Enid Is Sleeping (released on television and home video as Over Her Dead Body) is a 1990 dark comedy film directed by Maurice Phillips, starring Judge Reinhold, Elizabeth Perkins and Jeffrey Jones.

== Plot ==
The film begins with a flashback to a household in Las Moscas, New Mexico, in the year 1959. The mother, Mrs. Pearly, is completely overwhelmed managing her household chores, her children Enid and June, and their visiting friend Harry. Angry and vicious, Enid puts her baby sister June into the oven while her mother is away for a moment to receive Harry's mother.

In 1984 (25 years later), Enid, now joined with Harry in an unloving marriage, returns home to unexpectedly find him having an affair with June. Reacting violently, she prepares to shoot them with Harry's police service gun. June smashes a vase on her head, apparently killing her. Panicking, they decide to make Enid's death look like a car accident while she and June were visiting their mother. However, complications arise when Harry's partner Floyd unwittingly gets in their way and an ashamed June begins holding a monologue with Enid to rid herself of her pangs of conscience, delaying her in disposing of the body.

While transporting Enid's body to a dangerous road curve in the desert for the staging, June discovers that an actual accident has occurred there. Moreover, a drunken trucker attempts to flirt with both her and Enid, forcing her to shake him off and thus putting Harry and Floyd on her case. After unsuccessfully trying to push the car off a cliff, she attempts to simply dump Enid in the middle of the desert, but gets herself stuck near an Indian burial ground. Leaving the body, she calls Harry from a gas station for help. En route, Harry abandons Floyd at a rest stop, but immediately afterwards Floyd gets involved in an attempted armed robbery and shoots one of the robbers, making his partner flee.
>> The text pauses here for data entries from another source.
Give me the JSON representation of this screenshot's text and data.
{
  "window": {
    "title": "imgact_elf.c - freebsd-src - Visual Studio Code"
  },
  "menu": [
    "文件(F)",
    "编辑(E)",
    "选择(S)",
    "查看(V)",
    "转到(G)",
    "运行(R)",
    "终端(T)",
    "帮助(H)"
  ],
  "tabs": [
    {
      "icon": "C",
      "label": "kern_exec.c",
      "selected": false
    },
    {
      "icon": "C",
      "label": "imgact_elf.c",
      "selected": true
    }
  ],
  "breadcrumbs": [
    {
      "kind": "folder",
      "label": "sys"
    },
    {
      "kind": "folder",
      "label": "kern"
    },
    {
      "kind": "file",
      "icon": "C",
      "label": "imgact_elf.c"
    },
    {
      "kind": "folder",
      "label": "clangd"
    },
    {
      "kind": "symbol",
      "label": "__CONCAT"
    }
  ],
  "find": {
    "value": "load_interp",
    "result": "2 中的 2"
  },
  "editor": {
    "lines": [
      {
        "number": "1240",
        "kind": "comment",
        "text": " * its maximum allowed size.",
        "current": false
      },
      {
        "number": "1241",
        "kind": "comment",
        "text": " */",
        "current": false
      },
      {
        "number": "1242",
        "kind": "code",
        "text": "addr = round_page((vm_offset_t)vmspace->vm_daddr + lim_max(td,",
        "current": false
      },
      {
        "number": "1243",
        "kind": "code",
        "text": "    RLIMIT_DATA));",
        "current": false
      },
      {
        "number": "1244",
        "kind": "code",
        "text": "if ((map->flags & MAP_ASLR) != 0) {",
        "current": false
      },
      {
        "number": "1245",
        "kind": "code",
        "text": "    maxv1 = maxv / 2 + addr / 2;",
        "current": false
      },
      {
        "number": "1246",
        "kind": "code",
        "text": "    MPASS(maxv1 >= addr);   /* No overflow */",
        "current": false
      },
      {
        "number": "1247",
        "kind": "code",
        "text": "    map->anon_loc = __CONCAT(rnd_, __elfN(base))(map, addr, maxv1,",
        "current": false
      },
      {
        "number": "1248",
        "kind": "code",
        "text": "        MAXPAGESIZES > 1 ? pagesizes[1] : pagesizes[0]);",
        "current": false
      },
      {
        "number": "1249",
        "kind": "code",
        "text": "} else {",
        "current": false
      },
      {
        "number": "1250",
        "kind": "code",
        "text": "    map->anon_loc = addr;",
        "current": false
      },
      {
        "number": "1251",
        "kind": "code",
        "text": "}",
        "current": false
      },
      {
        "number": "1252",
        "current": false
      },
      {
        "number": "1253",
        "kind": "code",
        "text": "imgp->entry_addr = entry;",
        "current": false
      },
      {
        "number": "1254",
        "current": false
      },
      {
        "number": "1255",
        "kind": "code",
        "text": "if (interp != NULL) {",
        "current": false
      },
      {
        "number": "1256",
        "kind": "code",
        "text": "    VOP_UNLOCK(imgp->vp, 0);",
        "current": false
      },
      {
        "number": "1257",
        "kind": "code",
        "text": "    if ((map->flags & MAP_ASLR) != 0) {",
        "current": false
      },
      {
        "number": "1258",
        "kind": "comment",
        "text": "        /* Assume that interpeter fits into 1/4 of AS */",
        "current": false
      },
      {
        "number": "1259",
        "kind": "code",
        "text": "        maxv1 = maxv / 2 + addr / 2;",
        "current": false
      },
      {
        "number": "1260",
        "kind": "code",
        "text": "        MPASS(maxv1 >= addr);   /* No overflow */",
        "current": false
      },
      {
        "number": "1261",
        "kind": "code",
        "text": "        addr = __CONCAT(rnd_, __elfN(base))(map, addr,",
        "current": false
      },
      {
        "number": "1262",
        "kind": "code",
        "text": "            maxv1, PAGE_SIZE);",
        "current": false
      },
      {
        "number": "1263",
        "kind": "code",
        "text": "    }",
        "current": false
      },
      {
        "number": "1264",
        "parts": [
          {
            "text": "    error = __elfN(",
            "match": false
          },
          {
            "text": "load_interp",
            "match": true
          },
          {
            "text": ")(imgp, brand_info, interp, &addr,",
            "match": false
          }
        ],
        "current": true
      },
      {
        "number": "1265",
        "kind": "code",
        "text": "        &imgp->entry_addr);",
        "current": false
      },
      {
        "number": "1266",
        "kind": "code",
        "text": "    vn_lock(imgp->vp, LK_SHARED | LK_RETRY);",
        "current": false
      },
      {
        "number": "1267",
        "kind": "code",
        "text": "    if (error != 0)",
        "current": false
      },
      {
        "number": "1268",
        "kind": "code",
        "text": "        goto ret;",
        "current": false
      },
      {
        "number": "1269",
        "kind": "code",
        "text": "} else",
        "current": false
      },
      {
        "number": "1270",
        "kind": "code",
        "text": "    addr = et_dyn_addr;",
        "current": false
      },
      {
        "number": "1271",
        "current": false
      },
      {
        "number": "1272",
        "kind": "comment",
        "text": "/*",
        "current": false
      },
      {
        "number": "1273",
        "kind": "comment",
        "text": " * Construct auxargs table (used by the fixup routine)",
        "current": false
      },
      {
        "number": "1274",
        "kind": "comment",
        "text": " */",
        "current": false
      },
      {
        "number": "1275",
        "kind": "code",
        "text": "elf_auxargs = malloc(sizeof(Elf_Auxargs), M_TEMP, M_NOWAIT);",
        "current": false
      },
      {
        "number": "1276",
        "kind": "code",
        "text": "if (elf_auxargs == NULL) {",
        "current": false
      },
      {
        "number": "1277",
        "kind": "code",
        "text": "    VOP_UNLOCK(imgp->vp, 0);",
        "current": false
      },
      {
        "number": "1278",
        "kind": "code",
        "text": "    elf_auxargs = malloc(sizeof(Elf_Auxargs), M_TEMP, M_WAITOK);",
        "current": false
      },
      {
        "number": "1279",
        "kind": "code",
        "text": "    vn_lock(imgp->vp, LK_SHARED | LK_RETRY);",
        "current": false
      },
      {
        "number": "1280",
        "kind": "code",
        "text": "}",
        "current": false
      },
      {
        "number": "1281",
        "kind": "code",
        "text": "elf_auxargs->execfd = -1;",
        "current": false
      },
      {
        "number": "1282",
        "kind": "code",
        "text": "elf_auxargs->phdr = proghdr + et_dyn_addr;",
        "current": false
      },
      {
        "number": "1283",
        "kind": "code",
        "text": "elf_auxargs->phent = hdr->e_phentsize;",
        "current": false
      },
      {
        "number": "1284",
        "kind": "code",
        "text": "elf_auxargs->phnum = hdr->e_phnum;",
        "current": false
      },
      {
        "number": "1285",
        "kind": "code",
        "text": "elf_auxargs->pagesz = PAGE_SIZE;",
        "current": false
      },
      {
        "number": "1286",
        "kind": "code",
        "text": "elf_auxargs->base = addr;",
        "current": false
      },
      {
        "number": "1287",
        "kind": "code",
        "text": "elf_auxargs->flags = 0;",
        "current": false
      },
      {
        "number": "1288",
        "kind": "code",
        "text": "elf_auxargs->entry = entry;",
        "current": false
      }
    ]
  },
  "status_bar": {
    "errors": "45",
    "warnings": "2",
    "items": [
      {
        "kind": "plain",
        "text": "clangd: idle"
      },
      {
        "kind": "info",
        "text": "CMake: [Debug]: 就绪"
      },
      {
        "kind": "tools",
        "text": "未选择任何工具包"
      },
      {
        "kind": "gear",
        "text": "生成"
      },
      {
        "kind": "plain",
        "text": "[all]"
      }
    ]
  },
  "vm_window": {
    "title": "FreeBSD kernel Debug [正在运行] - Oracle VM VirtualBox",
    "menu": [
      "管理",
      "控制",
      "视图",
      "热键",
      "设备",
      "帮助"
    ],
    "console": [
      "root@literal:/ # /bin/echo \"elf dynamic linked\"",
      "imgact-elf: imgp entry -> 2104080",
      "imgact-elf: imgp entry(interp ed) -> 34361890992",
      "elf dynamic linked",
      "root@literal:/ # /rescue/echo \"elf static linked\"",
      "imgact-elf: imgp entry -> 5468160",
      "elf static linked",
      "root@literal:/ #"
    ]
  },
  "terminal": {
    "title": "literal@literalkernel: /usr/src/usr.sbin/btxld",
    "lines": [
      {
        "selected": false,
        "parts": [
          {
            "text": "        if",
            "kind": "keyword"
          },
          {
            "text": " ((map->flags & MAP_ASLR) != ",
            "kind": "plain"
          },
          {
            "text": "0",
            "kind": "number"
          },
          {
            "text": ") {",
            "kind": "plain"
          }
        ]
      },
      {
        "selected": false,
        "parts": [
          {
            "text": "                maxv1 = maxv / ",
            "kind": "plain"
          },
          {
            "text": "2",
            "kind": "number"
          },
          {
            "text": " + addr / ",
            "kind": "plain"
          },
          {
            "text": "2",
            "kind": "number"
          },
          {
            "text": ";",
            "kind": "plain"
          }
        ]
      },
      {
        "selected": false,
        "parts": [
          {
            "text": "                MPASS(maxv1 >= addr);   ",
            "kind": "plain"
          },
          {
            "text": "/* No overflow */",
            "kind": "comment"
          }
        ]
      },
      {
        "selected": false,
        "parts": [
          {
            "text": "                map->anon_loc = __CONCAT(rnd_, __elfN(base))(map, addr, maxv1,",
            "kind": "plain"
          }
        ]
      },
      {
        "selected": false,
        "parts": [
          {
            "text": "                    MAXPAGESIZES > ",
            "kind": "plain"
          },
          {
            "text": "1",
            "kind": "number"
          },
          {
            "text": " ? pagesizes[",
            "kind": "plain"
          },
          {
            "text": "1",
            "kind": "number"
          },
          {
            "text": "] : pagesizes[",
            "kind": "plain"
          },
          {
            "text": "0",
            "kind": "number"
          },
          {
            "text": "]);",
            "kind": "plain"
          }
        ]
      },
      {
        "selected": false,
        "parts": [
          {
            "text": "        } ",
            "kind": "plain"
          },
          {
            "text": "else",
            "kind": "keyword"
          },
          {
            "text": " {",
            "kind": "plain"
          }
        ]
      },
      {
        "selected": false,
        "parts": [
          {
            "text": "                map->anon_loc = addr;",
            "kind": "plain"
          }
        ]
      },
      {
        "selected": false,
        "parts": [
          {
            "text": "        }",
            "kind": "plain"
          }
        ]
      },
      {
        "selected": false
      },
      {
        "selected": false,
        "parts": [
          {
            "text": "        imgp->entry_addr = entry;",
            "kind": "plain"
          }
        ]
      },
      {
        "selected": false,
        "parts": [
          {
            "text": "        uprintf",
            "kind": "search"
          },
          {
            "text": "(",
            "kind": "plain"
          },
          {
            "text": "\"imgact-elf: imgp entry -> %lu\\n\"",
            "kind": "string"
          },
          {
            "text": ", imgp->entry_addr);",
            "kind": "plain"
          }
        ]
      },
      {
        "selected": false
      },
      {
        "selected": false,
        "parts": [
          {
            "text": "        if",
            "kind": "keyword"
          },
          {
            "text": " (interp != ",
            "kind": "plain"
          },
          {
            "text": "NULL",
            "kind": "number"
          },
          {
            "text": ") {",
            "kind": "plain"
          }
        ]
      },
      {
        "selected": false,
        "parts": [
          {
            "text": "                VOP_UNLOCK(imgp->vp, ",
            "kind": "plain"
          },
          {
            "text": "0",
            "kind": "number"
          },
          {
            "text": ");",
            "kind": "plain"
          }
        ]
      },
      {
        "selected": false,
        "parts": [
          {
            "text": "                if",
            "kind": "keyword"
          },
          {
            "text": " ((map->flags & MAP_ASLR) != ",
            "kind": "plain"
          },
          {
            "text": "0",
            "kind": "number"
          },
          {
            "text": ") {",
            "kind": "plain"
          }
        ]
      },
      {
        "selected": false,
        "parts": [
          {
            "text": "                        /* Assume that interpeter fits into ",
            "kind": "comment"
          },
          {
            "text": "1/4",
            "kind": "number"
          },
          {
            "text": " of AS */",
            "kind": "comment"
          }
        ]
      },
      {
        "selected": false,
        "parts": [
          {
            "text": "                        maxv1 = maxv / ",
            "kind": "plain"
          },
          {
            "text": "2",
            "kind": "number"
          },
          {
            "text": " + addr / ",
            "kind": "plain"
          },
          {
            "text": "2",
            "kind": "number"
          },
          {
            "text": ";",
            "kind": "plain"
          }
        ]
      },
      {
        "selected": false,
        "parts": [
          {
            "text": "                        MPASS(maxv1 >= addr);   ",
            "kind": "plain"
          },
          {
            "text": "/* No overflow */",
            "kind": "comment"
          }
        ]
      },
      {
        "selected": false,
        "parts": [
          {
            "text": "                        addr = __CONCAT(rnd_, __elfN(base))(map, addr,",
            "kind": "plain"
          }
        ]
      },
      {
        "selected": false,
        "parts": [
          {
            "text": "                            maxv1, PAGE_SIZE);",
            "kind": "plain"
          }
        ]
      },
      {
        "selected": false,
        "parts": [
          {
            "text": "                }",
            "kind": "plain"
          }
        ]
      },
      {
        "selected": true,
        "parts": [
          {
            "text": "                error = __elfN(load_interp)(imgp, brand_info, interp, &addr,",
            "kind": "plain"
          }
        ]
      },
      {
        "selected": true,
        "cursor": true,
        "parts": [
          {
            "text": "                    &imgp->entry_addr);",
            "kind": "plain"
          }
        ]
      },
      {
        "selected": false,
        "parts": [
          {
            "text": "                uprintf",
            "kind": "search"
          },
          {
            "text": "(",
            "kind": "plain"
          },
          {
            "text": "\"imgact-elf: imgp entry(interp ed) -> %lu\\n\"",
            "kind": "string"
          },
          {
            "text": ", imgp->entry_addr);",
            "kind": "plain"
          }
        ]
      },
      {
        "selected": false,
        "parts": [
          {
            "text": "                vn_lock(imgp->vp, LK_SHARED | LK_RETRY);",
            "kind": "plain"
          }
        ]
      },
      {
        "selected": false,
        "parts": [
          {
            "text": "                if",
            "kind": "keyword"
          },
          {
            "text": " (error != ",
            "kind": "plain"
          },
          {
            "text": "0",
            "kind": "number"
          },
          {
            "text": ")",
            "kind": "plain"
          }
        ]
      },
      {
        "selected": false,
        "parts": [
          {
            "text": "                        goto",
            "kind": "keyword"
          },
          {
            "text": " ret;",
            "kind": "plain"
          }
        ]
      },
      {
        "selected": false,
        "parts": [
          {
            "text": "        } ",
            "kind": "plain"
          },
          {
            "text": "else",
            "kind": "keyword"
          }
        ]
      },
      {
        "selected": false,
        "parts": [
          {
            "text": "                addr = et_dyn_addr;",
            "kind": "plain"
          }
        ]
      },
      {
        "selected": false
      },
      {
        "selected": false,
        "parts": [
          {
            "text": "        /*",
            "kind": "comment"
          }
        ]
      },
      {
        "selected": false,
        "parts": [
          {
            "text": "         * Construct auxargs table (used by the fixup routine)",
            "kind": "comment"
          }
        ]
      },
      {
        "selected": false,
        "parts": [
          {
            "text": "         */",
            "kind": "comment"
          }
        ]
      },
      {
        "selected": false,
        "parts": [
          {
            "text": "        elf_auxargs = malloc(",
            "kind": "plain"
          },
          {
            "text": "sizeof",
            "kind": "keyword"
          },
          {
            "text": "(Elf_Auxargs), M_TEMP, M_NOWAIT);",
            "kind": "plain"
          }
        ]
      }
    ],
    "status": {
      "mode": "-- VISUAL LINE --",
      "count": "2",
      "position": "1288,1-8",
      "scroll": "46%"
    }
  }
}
After retrieving the body with Harry's help, June stops at a road motel, but gets an unwanted visitation from the drunk trucker, causing the motel's manager to throw them out. Forced to a stop by a fallen tree, she pushes the car into the nearby Sanchez River, but a young couple sees her and calls the police. Harry abandons Floyd once again and helps June pull the car out of the river. While driving home, June falls asleep at the wheel and wrecks a billboard, causing a state trooper to pull her over. When the state trooper opens the trunk, he is knocked out by Enid, who is, though groggy, very much alive.

June deposits Enid at her home, but while driving away, she is kidnapped by the fugitive robber. Suffering a nervous breakdown, she begins to drive wildly, causing the robber to drop a lit cigarette into a puddle of leaking gasoline, which blows up the car, killing the robber. With the body burned beyond recognition, and with Enid's cigarette case found in the wreck, everyone in town, including Harry, assumes that Enid was the victim. Harry happily returns home, only to find a slightly scorched June and the still-living - and extremely furious - Enid waiting for him.

== Cast ==

- Elizabeth Perkins as June Pearly
- Judge Reinhold as Harry Hopper
- Jeffrey Jones as Floyd
- Maureen Mueller as Enid Pearly
- Rhea Perlman as Mavis
- Brion James as George the Trucker
- Charles Tyner as Man at Indian Burial Site
- Henry Jones as Old Man
- Michael J. Pollard as Motel Manager
- Nicolas Love as Robber #1
- Alex Chapman as Robber #2

==Reception==
The film received negative reviews and was a box office failure.